We're getting to really invest in our oldest in a way that we haven't in a while. She reminded us the last time that she was the only one that lived with us. It was from zero to 16 months. We are loving time with her and time with her fiance.
I live in Michigan in the summer and it's gorgeous. We sit on the back deck and have these unhurried conversations. That's been really beautiful.
Alison Cook: I love that. Where can people find you and find the book? We'll link to it in the show notes, but this is going to come out probably the week it releases. I don't know if you have any kind of bonus order items or anything like that.

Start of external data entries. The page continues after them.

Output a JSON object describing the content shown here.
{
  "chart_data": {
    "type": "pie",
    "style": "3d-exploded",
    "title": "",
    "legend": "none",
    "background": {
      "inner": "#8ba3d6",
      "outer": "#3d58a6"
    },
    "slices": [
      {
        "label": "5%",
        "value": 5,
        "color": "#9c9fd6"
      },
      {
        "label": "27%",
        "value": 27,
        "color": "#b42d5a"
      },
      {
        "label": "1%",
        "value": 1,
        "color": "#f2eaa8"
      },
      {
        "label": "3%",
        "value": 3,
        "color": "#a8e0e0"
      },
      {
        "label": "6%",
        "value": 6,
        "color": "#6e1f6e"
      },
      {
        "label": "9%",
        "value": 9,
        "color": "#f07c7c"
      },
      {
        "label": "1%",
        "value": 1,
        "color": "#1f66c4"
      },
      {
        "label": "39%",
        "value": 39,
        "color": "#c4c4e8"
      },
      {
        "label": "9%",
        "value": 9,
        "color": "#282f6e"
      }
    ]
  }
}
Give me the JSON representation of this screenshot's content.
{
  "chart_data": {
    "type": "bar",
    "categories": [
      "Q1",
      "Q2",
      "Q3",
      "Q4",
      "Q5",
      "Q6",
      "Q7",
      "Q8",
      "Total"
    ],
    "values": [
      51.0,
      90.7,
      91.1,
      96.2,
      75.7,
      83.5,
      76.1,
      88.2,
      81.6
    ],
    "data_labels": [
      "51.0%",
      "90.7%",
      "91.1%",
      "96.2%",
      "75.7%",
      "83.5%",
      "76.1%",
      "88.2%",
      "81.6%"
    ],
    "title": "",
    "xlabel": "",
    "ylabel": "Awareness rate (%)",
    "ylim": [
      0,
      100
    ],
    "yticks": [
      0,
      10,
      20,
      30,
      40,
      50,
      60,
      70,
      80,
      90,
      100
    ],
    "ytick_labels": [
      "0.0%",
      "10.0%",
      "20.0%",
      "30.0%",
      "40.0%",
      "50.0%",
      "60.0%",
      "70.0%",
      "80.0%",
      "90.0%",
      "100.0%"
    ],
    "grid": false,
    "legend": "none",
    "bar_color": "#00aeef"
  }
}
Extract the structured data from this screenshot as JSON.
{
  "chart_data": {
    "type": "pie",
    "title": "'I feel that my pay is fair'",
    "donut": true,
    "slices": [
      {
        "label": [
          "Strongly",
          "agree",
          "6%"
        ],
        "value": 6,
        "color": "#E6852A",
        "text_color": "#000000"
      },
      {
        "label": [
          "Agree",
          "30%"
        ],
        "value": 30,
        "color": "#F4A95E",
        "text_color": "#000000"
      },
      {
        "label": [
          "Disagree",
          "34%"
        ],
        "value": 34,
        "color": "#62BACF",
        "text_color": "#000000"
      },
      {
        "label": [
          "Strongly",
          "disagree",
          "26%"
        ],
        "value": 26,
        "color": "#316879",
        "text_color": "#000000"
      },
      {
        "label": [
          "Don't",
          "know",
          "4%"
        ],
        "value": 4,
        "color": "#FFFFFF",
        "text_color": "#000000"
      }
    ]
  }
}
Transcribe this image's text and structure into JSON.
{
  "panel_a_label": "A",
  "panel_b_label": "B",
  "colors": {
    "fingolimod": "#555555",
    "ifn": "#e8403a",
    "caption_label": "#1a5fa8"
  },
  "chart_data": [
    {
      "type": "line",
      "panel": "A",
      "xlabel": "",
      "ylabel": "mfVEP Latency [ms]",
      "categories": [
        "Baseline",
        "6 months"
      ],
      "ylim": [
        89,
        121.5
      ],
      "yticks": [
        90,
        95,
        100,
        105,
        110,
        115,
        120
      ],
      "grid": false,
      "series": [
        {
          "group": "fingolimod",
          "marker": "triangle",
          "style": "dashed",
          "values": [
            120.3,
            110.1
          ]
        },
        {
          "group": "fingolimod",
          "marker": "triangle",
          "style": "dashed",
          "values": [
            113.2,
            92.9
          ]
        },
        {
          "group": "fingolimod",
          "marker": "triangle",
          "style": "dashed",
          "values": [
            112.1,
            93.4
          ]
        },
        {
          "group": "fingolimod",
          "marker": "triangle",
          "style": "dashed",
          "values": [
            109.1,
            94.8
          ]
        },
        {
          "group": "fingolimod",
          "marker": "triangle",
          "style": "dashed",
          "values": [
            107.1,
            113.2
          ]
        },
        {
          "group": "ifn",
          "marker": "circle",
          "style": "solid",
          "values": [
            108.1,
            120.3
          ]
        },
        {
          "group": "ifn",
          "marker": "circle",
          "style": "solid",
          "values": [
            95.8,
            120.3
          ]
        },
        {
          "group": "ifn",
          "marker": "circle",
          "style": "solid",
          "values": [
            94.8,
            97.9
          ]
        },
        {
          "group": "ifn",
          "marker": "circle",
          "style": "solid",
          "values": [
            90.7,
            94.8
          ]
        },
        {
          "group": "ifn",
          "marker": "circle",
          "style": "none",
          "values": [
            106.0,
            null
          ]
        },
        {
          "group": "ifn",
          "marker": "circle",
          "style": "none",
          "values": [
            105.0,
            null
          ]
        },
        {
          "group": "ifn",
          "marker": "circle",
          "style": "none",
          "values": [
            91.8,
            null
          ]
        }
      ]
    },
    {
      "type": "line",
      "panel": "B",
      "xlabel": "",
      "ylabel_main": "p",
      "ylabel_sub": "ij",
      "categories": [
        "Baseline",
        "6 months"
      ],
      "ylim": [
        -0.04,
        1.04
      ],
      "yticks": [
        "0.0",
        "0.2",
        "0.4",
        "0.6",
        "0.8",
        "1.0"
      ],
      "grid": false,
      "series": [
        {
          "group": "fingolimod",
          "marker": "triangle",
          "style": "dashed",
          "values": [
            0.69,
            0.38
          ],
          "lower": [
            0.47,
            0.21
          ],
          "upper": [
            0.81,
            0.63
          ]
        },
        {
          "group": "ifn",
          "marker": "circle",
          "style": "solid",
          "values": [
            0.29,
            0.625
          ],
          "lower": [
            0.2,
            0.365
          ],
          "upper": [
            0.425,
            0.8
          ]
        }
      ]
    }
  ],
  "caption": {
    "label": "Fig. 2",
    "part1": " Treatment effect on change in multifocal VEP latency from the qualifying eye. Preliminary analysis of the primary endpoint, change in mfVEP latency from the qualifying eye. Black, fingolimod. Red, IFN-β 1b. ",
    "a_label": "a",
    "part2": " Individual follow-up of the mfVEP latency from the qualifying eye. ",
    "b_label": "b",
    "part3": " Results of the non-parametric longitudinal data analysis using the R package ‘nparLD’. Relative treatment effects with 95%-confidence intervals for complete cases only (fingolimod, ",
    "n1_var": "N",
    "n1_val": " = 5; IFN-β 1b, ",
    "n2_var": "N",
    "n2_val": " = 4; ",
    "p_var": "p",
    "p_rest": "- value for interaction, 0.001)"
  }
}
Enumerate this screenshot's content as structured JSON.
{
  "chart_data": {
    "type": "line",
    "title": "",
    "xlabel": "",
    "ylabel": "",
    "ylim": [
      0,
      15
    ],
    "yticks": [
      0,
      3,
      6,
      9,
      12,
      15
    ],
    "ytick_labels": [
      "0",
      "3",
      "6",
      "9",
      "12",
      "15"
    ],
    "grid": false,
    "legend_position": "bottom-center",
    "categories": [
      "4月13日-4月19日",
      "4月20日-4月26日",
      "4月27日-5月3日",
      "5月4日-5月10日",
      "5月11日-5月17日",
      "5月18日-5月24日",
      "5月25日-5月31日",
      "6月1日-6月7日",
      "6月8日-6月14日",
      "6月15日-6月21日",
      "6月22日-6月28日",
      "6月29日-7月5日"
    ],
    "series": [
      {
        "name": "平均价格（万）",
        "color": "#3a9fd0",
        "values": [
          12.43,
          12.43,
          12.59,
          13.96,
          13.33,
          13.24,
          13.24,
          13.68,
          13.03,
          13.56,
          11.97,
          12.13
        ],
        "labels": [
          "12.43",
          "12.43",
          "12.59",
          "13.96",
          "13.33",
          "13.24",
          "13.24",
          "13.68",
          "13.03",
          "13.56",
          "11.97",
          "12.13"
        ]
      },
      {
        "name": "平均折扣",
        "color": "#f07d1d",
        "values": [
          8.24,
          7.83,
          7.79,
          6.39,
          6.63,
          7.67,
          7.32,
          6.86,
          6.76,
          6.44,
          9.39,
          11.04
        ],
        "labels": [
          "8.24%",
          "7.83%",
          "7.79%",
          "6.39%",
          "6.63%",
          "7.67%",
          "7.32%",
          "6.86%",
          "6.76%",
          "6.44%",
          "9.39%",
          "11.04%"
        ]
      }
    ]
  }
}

Chuck: I'm on Myspace and the book, if you're listening to this days before the book comes out, there's a little bonus if you pre-order. You can get a two plus hour workshop on spiritual abuse, religious trauma and systems thinking, and how we transform ourselves and systems.
It's a two plus hour lesson that I'll send you a code for. You can go to my website for the pre-order link. The website is ChuckDeGroat.net, and then I'm on Twitter and Instagram and Facebook, but not TikTok. I can't do it. I have not been able to do it.
Alison Cook: The book is Healing What's Within: Coming Home to Yourself When You're Wounded, Weary, and Wandering.
Chuck: Forward by Alison.
Alison Cook: Yeah, that's right. It's a fantastic, beautiful resource that everybody needs. I'm thrilled. Thank you for sharing with us your expertise, but also your personhood.
Chuck: Yeah. Thanks friend. Good to be with you.